Personal website 3.0
Built inFew projects of mine have been as uninspired as the redesign of my personal website.
The original plan was to tell the story of my a long motorcycle trip. The trip happened, but the blog didn’t. I underestimated how much work it takes to document a trip while still enjoying it. Besides, a good story is better shared over a pint than over the net.
The project drifted for a year, until I buckled down and finished it, borrowing heavily from All About Berlin’s infrastructure.
This time, it’s personal
My old website was a professional portfolio. It was built to attract recruiters. Now, I live from a website I built, and this flashy online presence lost its purpose. In its stead, I built a truly personal website on which I could share things I truly care about.
This change of priorities gave me more creative freedom. I got rid of comments and ditched analytics because they don’t matter to me. I added a recipes section, achievements and a dark mode, because it was fun.
Technical improvements
The old website ran on WordPress. It didn’t support HTTPS. It wasn’t even mobile-friendly, and on the big screen, the tiny font strained my eyes.
This rewrite features an extra decade of web development experience, including many lessons learned while running All About Berlin.
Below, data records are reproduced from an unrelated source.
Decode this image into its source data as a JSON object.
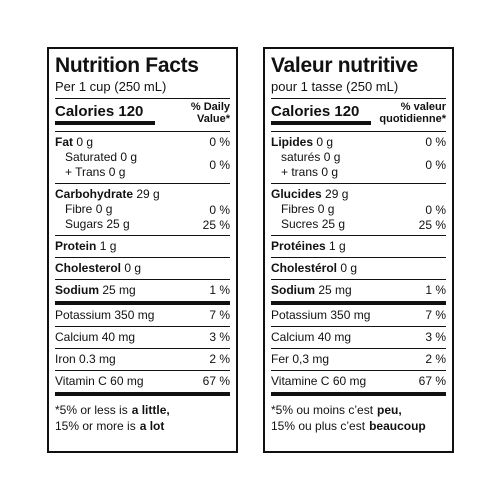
{
  "panels": [
    {
      "title": "Nutrition Facts",
      "serving": "Per 1 cup (250 mL)",
      "calories": "Calories 120",
      "dv_header": [
        "% Daily",
        "Value*"
      ],
      "blocks": [
        [
          {
            "name": "Fat",
            "amount": "0 g",
            "dv": "0 %",
            "subs": [
              {
                "lines": [
                  {
                    "name": "Saturated",
                    "amount": "0 g"
                  },
                  {
                    "name": "+ Trans",
                    "amount": "0 g"
                  }
                ],
                "dv": "0 %"
              }
            ]
          },
          {
            "name": "Carbohydrate",
            "amount": "29 g",
            "subs": [
              {
                "lines": [
                  {
                    "name": "Fibre",
                    "amount": "0 g"
                  }
                ],
                "dv": "0 %"
              },
              {
                "lines": [
                  {
                    "name": "Sugars",
                    "amount": "25 g"
                  }
                ],
                "dv": "25 %"
              }
            ]
          },
          {
            "name": "Protein",
            "amount": "1 g"
          },
          {
            "name": "Cholesterol",
            "amount": "0 g"
          },
          {
            "name": "Sodium",
            "amount": "25 mg",
            "dv": "1 %"
          }
        ],
        [
          {
            "name": "Potassium",
            "amount": "350 mg",
            "dv": "7 %"
          },
          {
            "name": "Calcium",
            "amount": "40 mg",
            "dv": "3 %"
          },
          {
            "name": "Iron",
            "amount": "0.3 mg",
            "dv": "2 %"
          },
          {
            "name": "Vitamin C",
            "amount": "60 mg",
            "dv": "67 %"
          }
        ]
      ],
      "footnote": [
        {
          "text": "*5% or less is",
          "bold": "a little,"
        },
        {
          "text": "15% or more is",
          "bold": "a lot"
        }
      ]
    },
    {
      "title": "Valeur nutritive",
      "serving": "pour 1 tasse (250 mL)",
      "calories": "Calories 120",
      "dv_header": [
        "% valeur",
        "quotidienne*"
      ],
      "blocks": [
        [
          {
            "name": "Lipides",
            "amount": "0 g",
            "dv": "0 %",
            "subs": [
              {
                "lines": [
                  {
                    "name": "saturés",
                    "amount": "0 g"
                  },
                  {
                    "name": "+ trans",
                    "amount": "0 g"
                  }
                ],
                "dv": "0 %"
              }
            ]
          },
          {
            "name": "Glucides",
            "amount": "29 g",
            "subs": [
              {
                "lines": [
                  {
                    "name": "Fibres",
                    "amount": "0 g"
                  }
                ],
                "dv": "0 %"
              },
              {
                "lines": [
                  {
                    "name": "Sucres",
                    "amount": "25 g"
                  }
                ],
                "dv": "25 %"
              }
            ]
          },
          {
            "name": "Protéines",
            "amount": "1 g"
          },
          {
            "name": "Cholestérol",
            "amount": "0 g"
          },
          {
            "name": "Sodium",
            "amount": "25 mg",
            "dv": "1 %"
          }
        ],
        [
          {
            "name": "Potassium",
            "amount": "350 mg",
            "dv": "7 %"
          },
          {
            "name": "Calcium",
            "amount": "40 mg",
            "dv": "3 %"
          },
          {
            "name": "Fer",
            "amount": "0,3 mg",
            "dv": "2 %"
          },
          {
            "name": "Vitamine C",
            "amount": "60 mg",
            "dv": "67 %"
          }
        ]
      ],
      "footnote": [
        {
          "text": "*5% ou moins c’est",
          "bold": "peu,"
        },
        {
          "text": "15% ou plus c’est",
          "bold": "beaucoup"
        }
      ]
    }
  ]
}
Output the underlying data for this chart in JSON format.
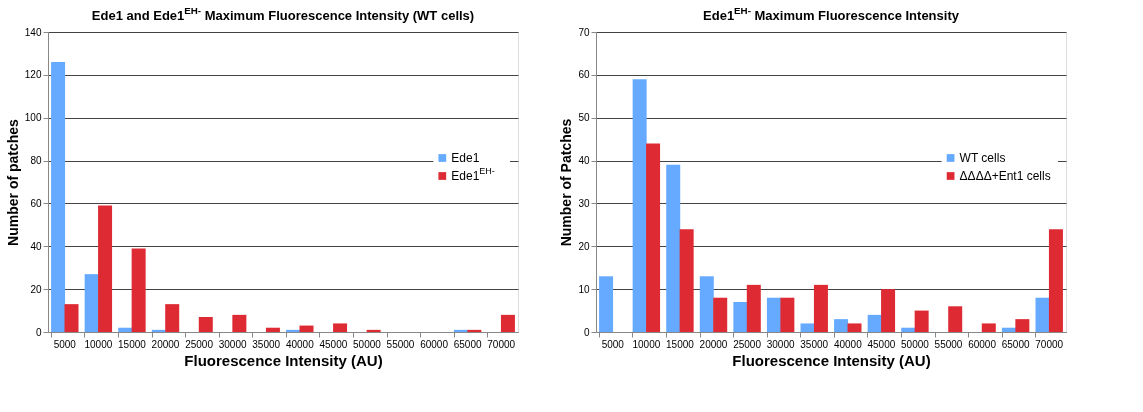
{
  "chart_data": [
    {
      "type": "bar",
      "title": "Ede1 and Ede1$^{EH-}$ Maximum Fluorescence Intensity (WT cells)",
      "xlabel": "Fluorescence Intensity (AU)",
      "ylabel": "Number of patches",
      "categories": [
        "5000",
        "10000",
        "15000",
        "20000",
        "25000",
        "30000",
        "35000",
        "40000",
        "45000",
        "50000",
        "55000",
        "60000",
        "65000",
        "70000"
      ],
      "series": [
        {
          "name": "Ede1",
          "color": "#66aaff",
          "values": [
            126,
            27,
            2,
            1,
            0,
            0,
            0,
            1,
            0,
            0,
            0,
            0,
            1,
            0
          ]
        },
        {
          "name": "Ede1$^{EH-}$",
          "color": "#dd2a33",
          "values": [
            13,
            59,
            39,
            13,
            7,
            8,
            2,
            3,
            4,
            1,
            0,
            0,
            1,
            8
          ]
        }
      ],
      "ylim": [
        0,
        140
      ],
      "yticks": [
        0,
        20,
        40,
        60,
        80,
        100,
        120,
        140
      ],
      "grid": "y",
      "legend": "right"
    },
    {
      "type": "bar",
      "title": "Ede1$^{EH-}$ Maximum Fluorescence Intensity",
      "xlabel": "Fluorescence Intensity (AU)",
      "ylabel": "Number of Patches",
      "categories": [
        "5000",
        "10000",
        "15000",
        "20000",
        "25000",
        "30000",
        "35000",
        "40000",
        "45000",
        "50000",
        "55000",
        "60000",
        "65000",
        "70000"
      ],
      "series": [
        {
          "name": "WT cells",
          "color": "#66aaff",
          "values": [
            13,
            59,
            39,
            13,
            7,
            8,
            2,
            3,
            4,
            1,
            0,
            0,
            1,
            8
          ]
        },
        {
          "name": "ΔΔΔΔ+Ent1 cells",
          "color": "#dd2a33",
          "values": [
            0,
            44,
            24,
            8,
            11,
            8,
            11,
            2,
            10,
            5,
            6,
            2,
            3,
            24
          ]
        }
      ],
      "ylim": [
        0,
        70
      ],
      "yticks": [
        0,
        10,
        20,
        30,
        40,
        50,
        60,
        70
      ],
      "grid": "y",
      "legend": "right"
    }
  ]
}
It’s simpler, faster, mobile-friendly, more secure and more readable.
This time, I built it with Craft, served it with nginx, and ran it inside docker. Craft makes the website easier to maintain and extend. Nginx makes it faster. Docker makes it easier to deploy. The entire infrastructure is under source control, so deploying the project to a new server takes a few minutes. The old site was a WordPress install running directly on the host.
Garbage collection
With this redesign, I also wanted to remove a decade of old stuff. The server that hosted nicolasbouliane.com also hosted wisercoder.com, and a miscellany of other small projects. Those only stayed online because it was more trouble to remove them, or because I simply forgot about them.
I moved the content from wisercoder.com to my personal website, redirected all traffic to it, and let the domain expire. Everything else got deleted.
Now, there’s just this website, and it’s good enough.